In 2007, while working with Columbia University’s International Research Institute for Climate and Society (IRI) and the Center for Research on Environmental Decisions (CRED), we were asked to join an interdisciplinary team on a project that would create a microinsurance program for farmers in Malawi. The insurance companies and banks offering the insurance were concerned that farmers would misunderstand the concepts involved, and so one of our roles was to show that farmers understood the program. To this end, we developed a communication tool to share the ideas of the program with farmers, many of whom were illiterate. Once on the ground in Malawi, we recognized that some farmers easily understood the core concept of insurance and also the details of microinsurance, with payout depending on the amount of rainfall measured at specific locations.

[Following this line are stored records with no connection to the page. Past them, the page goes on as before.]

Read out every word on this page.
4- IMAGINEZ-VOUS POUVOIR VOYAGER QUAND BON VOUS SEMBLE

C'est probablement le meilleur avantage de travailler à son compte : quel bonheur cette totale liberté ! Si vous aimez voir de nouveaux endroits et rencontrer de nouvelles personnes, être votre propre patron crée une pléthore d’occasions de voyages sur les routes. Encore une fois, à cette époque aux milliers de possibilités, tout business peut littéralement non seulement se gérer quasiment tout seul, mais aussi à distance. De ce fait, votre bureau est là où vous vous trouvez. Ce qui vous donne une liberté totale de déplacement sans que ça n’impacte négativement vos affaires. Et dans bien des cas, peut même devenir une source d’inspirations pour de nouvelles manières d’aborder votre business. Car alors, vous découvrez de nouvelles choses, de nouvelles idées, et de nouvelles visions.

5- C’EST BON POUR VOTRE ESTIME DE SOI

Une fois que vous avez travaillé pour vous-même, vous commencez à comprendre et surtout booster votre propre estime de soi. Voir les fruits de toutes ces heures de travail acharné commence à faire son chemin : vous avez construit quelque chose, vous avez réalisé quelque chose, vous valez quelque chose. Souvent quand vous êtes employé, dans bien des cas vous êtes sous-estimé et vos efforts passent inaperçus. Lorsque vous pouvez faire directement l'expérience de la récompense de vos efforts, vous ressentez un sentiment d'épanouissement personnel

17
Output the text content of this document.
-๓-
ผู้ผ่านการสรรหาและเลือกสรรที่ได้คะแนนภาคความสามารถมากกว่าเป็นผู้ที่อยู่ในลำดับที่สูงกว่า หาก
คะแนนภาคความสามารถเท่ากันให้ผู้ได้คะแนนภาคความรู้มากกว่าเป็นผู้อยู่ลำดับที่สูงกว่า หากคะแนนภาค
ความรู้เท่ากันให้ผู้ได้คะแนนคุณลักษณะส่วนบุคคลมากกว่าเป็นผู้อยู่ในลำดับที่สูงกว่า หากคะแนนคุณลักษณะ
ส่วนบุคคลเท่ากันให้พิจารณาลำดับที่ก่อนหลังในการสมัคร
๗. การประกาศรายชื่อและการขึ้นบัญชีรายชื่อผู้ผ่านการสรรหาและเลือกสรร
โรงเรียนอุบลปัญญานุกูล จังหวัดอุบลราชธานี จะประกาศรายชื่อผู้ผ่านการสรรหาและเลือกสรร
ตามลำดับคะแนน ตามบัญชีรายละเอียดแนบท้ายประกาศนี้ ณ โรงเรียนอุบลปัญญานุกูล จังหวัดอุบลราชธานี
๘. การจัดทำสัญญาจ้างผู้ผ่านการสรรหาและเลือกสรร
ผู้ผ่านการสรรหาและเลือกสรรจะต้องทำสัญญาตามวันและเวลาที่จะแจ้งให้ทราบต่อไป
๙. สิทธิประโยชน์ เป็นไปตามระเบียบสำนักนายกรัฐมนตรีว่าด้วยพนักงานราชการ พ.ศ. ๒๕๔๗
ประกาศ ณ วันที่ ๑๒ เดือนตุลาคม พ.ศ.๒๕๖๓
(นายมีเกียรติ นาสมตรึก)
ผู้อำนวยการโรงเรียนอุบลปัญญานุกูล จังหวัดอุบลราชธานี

Others required more exposure to the idea through training. Overall, the farmers were quick to learn. One farmer stood up and began using the communication tool to explain it to his colleagues. In a later project in Ethiopia, farmers suggested that insuring their irrigation structure 2 would be a very good thing to do—and they used the English term insurance, which they had not heard before, to describe the way the dam’s irrigated water already protects them from drought. Although farmers were unfamiliar with several of the central ideas in the contracts, including rain gauges and the contractual division of the growing season, they were eager to learn about them, and many asked for rain gauges for their own fields.